Derek Archila, Senior Biotech Analyst, Wells: Got you. Maybe the last couple of minutes. So just kind of how we think about Apellis evolving as a company with obviously Empivatly as a base, Cypovri as a base and then also kind of future pipeline programs. I mean, hinted that obviously seven, but I guess, where do you think the investment goes after kind of getting through some
Tim Sullivan, Chief Financial Officer, Apellis: of these
Derek Archila, Senior Biotech Analyst, Wells: launches in terms of the pipeline? And like where do you want to be in like five years? Yes.
Tim Sullivan, Chief Financial Officer, Apellis: I mean, we have dreams of building a great company, right? We’re already there in terms of the basis. I think what fundamentally, I don’t want to say it’s a misunderstanding, but there’s we have history, right, over the past six, seven years as a public company. But if you look at us today, we have these two approved products, three approvals, both with exceptional growth opportunity, we have a strong balance sheet and we have we are an innovative company. So as an integrated biopharmaceutical company that is independent, I think that may be slightly underappreciated that we’re in a pretty good spot.
And there’s another two other pieces of this. One is that we are highly differentiated in both of our markets, right? Our C3G and ICMPGN markets, we have highly, highly differentiated data. I know David has talked about the trifecta. We have the double the proteinuria of the competitive product pretty much.
We have this C3C staining, which nobody’s seen before in any product. And then we have the stabilization of EGFR. That’s highly differentiated. It’s hard to underscore that enough. In terms of Cifovri, we have what we believe is obviously the best lesion slowing.
We think we have highly, highly differentiated product there as well, and we are the market leader. And so from that perspective, we feel really good about the existing products. What’s also probably not super well understood is that targeting C3 the way we do really is the most effective way, we believe, to target complement in general. And while there are are hundreds of programs out there, I mean, hundreds being developed in complement, we have yet to see one of them outperform the effect of pegzetacoplin in targeting a complement related disease. So we really have that fundamental technology.
And I guess the last thing I would say is that we’re committed to innovation over time, right? We have Cyphovri where this is a perfect example, right? We have Cyphovri where we keep generating data beyond two years, three years, four years, we keep presenting more and more data. We’re developing these algorithms to try to understand functional vision over time.
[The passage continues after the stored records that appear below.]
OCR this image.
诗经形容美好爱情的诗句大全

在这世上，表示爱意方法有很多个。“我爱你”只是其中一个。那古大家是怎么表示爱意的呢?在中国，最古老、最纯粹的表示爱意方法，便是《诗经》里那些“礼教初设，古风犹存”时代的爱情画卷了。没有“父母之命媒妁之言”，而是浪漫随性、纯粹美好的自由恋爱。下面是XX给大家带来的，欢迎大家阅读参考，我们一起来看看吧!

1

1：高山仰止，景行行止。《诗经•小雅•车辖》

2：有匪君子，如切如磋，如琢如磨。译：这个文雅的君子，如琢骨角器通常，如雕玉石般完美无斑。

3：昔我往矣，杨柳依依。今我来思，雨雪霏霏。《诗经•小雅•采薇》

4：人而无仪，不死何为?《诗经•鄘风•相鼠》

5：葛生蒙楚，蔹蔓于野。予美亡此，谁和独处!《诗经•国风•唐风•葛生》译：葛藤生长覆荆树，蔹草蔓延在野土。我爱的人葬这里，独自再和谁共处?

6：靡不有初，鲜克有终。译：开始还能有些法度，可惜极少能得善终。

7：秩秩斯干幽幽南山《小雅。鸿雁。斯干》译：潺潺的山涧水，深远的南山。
We’re putting you know, we’re developing this siRNA in combination with CyFovri.
We’re not leaving these GA patients behind, right? We’re fundamentally committed to these GA patients into the retina. Similarly in the kidney, we’re just sort of launching there, but we have that same innovative mindset as well. And we’re obviously, as you know, developing Empiveli in DGF and FSGS. So we’re committed to that innovation over time in the key markets where we’re focused right now.
And then obviously, as we talked about, 03/2007, and we have other pipeline products that are emerging over time, which we’ll talk about more. Okay.
Derek Archila, Senior Biotech Analyst, Wells: Cool. Well, gentlemen, we’ll leave it there. Tim, David, great to see you.
David Acheson, Chief Commercial Officer, Apellis: Thanks All Thank you. Thanks, Greg. Appreciate it.
Derek Archila, Senior Biotech Analyst, Wells: Well, guys, good to see you.